Corro como un loco y me planto en lo que en el 2013 será plaza de Galicia, antes llamada plaza de García Prieto. He llegado a tiempo. El edificio Castromil está rodeado por una cinta. Un regimiento de obreros se dispone a echarlo abajo porque así lo ha decidido el ayuntamiento que preside Antonio Castro. Una alcaldada. Varias personas le gritan a los obreros. Llevan carteles. «¡Criminales!». «¡Parad!». «¡Pesará sobre vuestras conciencias!». No tardo nada en ponerme del lado de los del escrache. Los grises rondan. ¡Anda! ese es el arquitecto Carlos Almuiña con 38 años menos. Ramón Castromil llora.
Almuiña, desolado
Almuiña está que trina. Me da una fotocopia y me dice que estamos a punto de presenciar el mayor crimen urbanístico de la historia de Santiago. No es un visionario: es un tipo que tiene los dos dedos de frente que le faltan al consistorio. Me sumo al griterío sin dejar de leer la fotocopia: «El edificio Castromil, antes café Quiqui-Bar, se sitúa en la plaza de García Prieto, entre la calle del Hórreo y la calle Entrecarreterras. Sus promotores fueron Manuel Ramallo Gómez y Ángel Gontán Sánchez». «¡Ramallo! -me digo- el mismo del Café Español!». La cosa se pone fea. Llega más gente, más obreros y más policías. Ese de ahí es el jefe Carril. Menos mal que tiene fama de buena persona. Pero también hay grises, y esos me gustan menos. Una excavadora Caterpillar 235 está a punto de largarle el primer zambombazo a la estructura. ¡No! Me vienen a la cabeza Rafael González Villar, el arquitecto que lo proyectó en 1922, y Antonio Alfonso Viana, que coordinó la obra en el 26. «¡González Villar ha sido, sin duda, uno de los mejores arquitectos gallegos de origen coruñés, no se le puede hacer esto a su memoria!», me dice, indignado, Almuiña. A mi lado, una señora me llora en el hombro y me lo pone perdido de mocos: «¡Ai, neniño, cincuenta anos collendo aquí o coche de línea e agora bótanno abaixo!». Tranquila, señora, que esto lo paramos.

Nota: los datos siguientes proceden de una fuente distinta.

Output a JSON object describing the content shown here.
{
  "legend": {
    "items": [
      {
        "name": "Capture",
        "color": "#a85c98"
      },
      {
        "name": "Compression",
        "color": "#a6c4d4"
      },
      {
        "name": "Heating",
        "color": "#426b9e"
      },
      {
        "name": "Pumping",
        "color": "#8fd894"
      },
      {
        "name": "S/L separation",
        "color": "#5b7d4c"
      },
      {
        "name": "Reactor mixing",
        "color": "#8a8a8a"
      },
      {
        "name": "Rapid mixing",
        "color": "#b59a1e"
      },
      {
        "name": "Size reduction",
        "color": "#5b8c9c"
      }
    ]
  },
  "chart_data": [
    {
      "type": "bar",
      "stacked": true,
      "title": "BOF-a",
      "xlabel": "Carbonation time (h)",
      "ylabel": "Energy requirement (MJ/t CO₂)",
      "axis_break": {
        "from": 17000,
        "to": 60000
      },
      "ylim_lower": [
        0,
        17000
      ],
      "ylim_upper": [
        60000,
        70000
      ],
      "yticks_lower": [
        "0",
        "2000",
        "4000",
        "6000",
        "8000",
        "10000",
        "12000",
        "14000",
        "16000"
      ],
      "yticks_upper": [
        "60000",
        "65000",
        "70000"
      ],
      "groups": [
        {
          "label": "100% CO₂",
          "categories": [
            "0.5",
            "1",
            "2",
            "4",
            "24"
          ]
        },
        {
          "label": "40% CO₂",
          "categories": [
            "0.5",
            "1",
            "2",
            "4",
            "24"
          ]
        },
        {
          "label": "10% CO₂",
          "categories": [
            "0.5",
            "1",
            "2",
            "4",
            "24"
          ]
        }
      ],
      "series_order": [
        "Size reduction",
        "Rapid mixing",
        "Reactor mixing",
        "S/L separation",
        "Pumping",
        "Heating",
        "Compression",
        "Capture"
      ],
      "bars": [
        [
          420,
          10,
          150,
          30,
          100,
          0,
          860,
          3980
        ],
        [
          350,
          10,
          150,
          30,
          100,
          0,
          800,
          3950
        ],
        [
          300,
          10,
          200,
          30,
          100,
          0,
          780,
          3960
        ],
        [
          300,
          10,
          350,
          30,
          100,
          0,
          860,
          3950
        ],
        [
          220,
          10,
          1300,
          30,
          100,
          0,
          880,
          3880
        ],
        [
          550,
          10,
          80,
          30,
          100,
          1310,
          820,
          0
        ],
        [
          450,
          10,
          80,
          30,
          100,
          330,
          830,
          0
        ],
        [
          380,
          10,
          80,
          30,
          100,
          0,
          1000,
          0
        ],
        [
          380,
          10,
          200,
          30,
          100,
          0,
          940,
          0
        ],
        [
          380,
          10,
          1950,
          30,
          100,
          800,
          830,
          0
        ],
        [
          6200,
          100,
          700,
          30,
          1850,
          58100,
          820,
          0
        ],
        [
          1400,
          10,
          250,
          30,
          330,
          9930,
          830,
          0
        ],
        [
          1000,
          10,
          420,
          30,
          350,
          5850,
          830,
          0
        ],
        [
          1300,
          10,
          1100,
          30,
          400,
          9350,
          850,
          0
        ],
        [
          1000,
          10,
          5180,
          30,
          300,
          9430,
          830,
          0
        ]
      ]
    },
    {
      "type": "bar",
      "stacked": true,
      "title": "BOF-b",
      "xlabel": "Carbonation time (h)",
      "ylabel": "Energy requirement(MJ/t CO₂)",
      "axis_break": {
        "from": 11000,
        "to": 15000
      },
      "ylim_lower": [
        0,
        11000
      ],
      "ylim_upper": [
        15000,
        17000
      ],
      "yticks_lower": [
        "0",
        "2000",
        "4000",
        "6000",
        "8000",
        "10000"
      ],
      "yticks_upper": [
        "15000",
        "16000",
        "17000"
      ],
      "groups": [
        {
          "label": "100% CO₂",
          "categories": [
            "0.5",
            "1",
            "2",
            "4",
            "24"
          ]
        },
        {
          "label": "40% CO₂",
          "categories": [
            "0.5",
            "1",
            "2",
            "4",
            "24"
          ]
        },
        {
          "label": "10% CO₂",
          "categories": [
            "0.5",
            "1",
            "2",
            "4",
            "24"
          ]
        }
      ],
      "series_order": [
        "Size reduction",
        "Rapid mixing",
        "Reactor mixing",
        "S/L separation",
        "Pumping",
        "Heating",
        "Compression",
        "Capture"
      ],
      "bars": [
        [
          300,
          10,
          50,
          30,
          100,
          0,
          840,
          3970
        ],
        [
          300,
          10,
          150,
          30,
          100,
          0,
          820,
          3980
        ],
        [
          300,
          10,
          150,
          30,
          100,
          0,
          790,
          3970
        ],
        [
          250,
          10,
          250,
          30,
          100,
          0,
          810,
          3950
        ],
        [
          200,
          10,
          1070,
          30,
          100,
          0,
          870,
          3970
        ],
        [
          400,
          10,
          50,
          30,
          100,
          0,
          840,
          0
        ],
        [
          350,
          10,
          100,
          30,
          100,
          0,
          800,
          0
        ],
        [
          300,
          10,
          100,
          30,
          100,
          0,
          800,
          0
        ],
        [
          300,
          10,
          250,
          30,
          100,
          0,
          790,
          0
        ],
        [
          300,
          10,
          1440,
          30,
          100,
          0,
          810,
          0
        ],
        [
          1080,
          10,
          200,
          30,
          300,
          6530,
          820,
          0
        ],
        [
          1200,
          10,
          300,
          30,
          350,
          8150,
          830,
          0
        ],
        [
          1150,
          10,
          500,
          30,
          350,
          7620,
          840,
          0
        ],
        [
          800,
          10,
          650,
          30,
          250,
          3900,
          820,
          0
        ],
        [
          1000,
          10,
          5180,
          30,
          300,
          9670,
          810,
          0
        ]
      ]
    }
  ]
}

Me consta que el Colegio de Arquitectos se mojó desde que, en 1974, el Ayuntamiento expropió el inmueble modernista, precioso, para construir un aparcamiento. Pidieron hasta la extenuación que fuera declarado monumento histórico artístico, pero ganó la Corporación en nombre de un progreso equivocado. No lo soporto. Voy a dar un paso más: me salto la línea de seguridad y me subo a la excavadora.
Crónica de un fracaso
«¡Bájese de ahí, majadero!», me grita Carril. «¡Ni de coña! ¡Si tiran esto se arrepentirán los próximos 38 años, lo sé bien!». La gente me jalea. Me crezco. «¡No pasarán!». Los obreros paran y fuman. Me enciendo tanto que no veo a dos fulanos que suben por detrás, se me echan encima y me ponen una camisa de fuerza. «¡No me toquen, desgraciados, que vengo del futuro!». «Sí, y yo soy Juan XXIII». Noto un pinchazo. Caigo. Despierto en el psiquiátrico de Conxo. «Soy el doctor Seoane, ¿cómo se encuentra?». «¡Ostras, el del grupo Milladoiro!», me digo. Enseguida me centro. «Bien, doctor, yo solo quería que no tiraran el edificio. Pero estoy bien. Y usted grabará muchos discos». «¿Usted cree? Pues sepa que han dejado un bonito solar allá arriba». Lloro. Espero que no me hayan robado la moto.
Dentro música. After de lights go out. Los hermanos Walker, de la banda sonora de Enemy.